After examining Zia last week, a medical board of five doctors said at a media briefing that she had advanced-stage cirrhosis of the liver.

“If she does not undergo TIPS right now, she is likely to suffer internal bleeding again soon,” Dr. Fakhruddin Mohammad Siddiqui, chief of the board, said November 28. He was referring to a medical procedure called transjugular intrahepatic portosystemic shunt, which helps to stop bleeding from a cirrhotic liver.

Dr. Mohammad Samsul Arfin, another member of the board, said TIPS is a highly sophisticated medical procedure that is not available in Bangladesh, He said it is done in a few advanced medical centers, which are located in the U.K., United States and Germany.

Hasina has so far rejected pleas from Zia’s family and the BNP to let the former prime minister go abroad for treatment.

She has done “quite much” to help ill Zia, Hasina said.

“I have allowed her to go out of jail, stay at home and receive medical treatment. Is this already not quite much?” Hasina asked.
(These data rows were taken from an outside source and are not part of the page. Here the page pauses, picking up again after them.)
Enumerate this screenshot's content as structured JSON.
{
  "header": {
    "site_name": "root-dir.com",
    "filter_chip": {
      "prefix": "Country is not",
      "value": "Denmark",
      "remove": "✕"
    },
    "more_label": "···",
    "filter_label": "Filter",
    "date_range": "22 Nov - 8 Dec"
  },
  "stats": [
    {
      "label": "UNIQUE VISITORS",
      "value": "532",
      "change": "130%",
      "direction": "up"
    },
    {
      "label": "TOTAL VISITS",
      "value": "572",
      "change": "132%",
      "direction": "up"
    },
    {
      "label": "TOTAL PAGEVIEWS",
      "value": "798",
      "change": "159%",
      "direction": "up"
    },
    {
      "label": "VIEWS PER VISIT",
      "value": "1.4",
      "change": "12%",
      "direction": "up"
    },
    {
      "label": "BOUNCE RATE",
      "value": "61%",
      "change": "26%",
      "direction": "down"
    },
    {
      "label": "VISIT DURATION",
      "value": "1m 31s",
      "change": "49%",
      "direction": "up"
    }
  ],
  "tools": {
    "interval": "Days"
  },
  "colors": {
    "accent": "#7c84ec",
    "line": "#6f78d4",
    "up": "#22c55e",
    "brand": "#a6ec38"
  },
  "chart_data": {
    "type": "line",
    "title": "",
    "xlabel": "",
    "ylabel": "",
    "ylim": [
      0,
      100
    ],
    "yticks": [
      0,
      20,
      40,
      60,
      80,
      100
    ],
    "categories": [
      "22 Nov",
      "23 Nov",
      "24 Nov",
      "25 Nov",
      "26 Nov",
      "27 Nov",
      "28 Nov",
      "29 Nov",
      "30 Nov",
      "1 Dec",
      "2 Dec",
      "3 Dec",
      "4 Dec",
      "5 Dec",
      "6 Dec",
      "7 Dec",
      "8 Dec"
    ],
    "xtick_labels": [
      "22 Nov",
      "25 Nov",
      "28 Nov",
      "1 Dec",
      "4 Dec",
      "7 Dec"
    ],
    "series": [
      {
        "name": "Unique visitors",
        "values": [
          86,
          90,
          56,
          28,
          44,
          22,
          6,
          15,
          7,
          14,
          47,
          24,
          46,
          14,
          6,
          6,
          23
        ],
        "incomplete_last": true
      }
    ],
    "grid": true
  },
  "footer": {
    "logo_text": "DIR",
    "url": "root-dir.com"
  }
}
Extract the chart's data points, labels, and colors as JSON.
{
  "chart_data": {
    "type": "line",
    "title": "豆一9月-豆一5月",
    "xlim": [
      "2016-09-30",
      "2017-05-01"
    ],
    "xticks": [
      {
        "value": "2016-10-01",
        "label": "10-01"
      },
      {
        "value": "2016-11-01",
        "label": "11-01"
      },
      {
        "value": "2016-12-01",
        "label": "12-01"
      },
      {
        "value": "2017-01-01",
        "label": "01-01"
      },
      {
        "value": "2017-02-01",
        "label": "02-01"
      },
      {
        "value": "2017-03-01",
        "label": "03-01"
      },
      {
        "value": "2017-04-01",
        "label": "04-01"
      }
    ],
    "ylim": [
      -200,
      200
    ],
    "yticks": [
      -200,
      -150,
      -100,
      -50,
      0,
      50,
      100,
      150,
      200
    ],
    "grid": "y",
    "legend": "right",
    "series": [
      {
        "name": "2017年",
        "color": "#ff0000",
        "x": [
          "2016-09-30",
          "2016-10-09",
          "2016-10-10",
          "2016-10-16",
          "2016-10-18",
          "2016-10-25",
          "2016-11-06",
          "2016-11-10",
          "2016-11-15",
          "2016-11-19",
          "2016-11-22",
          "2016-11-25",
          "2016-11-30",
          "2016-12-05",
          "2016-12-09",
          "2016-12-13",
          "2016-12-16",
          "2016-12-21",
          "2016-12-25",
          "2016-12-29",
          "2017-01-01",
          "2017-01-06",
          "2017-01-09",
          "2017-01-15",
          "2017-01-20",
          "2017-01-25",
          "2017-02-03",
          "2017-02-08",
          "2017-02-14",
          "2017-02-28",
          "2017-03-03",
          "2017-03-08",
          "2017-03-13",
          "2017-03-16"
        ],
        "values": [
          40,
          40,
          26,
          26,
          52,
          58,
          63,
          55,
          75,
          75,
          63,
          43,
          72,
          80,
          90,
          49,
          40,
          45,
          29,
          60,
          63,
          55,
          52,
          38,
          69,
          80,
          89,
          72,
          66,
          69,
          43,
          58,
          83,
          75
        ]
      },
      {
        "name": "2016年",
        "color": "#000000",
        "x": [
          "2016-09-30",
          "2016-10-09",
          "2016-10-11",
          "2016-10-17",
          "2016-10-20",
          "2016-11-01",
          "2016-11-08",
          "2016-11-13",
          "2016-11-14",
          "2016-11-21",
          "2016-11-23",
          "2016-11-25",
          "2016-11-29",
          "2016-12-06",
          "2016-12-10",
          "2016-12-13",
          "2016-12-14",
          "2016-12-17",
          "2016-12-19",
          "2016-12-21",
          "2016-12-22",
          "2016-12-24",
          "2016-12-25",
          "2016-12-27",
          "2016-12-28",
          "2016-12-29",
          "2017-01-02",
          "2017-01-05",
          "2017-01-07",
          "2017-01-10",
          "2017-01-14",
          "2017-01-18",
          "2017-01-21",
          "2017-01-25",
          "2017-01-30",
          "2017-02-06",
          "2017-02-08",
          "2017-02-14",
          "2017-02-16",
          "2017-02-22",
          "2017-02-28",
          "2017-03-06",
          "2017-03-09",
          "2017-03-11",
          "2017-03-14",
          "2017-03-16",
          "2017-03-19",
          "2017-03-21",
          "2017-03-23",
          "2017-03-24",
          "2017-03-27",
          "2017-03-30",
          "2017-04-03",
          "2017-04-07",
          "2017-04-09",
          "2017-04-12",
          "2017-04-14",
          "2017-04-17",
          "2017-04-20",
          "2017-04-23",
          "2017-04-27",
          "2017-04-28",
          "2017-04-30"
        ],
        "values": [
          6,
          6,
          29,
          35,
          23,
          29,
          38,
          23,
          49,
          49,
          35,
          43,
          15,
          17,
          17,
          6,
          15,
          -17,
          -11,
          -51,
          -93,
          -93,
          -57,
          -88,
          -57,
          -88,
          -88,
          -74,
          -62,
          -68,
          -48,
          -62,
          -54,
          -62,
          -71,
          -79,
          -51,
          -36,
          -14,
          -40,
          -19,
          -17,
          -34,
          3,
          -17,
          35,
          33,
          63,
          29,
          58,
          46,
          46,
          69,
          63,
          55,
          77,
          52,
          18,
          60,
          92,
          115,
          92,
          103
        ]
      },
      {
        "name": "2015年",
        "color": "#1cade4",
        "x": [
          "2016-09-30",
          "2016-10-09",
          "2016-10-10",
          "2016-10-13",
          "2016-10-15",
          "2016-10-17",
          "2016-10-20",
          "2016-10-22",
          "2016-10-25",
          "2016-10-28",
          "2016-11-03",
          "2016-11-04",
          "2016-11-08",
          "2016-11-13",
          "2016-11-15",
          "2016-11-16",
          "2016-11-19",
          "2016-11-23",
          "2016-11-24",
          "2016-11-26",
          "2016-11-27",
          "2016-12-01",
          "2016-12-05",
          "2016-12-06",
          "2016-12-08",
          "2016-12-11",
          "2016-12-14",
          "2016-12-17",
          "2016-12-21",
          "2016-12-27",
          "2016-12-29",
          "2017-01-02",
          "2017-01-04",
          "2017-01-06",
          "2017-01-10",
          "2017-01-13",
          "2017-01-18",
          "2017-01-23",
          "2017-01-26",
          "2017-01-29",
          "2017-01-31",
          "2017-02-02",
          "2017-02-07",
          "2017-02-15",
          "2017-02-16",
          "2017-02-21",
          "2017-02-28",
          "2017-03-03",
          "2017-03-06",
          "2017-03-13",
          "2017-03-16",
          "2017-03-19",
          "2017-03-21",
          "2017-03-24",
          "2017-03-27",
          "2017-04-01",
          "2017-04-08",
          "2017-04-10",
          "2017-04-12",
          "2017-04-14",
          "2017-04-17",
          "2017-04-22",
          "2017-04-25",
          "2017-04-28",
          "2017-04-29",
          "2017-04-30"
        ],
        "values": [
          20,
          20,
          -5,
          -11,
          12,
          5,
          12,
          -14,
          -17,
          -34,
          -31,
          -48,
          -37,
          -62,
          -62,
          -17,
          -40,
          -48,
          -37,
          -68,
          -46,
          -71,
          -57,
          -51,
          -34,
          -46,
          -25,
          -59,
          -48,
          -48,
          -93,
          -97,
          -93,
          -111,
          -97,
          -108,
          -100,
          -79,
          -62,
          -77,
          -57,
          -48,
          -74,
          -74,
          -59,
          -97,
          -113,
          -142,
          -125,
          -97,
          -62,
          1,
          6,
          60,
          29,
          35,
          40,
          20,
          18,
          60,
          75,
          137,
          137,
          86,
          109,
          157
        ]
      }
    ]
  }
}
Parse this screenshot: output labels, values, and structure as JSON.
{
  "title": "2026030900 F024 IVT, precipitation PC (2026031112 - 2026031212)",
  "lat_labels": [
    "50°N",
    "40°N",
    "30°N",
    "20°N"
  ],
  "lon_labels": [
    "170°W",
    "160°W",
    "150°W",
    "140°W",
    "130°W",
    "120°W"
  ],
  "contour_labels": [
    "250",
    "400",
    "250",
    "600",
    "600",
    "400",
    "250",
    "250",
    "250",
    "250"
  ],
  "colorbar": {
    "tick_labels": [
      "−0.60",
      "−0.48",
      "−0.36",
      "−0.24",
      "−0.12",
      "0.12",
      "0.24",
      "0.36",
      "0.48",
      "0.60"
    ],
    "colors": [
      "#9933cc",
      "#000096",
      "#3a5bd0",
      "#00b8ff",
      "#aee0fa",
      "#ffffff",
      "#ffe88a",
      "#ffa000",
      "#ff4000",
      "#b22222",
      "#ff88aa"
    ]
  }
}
Hong Kong-based rights activist Mohammad Ashrafuzzaman said the justice mechanism of Bangladesh has been subjugated and has turned into an oppressing tool in the hands of the government.

“The systemic denial of access to justice for the hundreds of enforced disappearances and few thousand extrajudicial killings clearly indicate that the entire criminal justice system serves the purpose of the incumbent regime,” Ashrafuzzaman, liaison officer of the Asian Legal Resource Center, told VOA.

Dhaka-based human rights group Odhikar says that in the past 12 years, close to 600 dissidents have disappeared and remain untraced in Bangladesh. The group also said around 3,500 extrajudicial killings have occurred.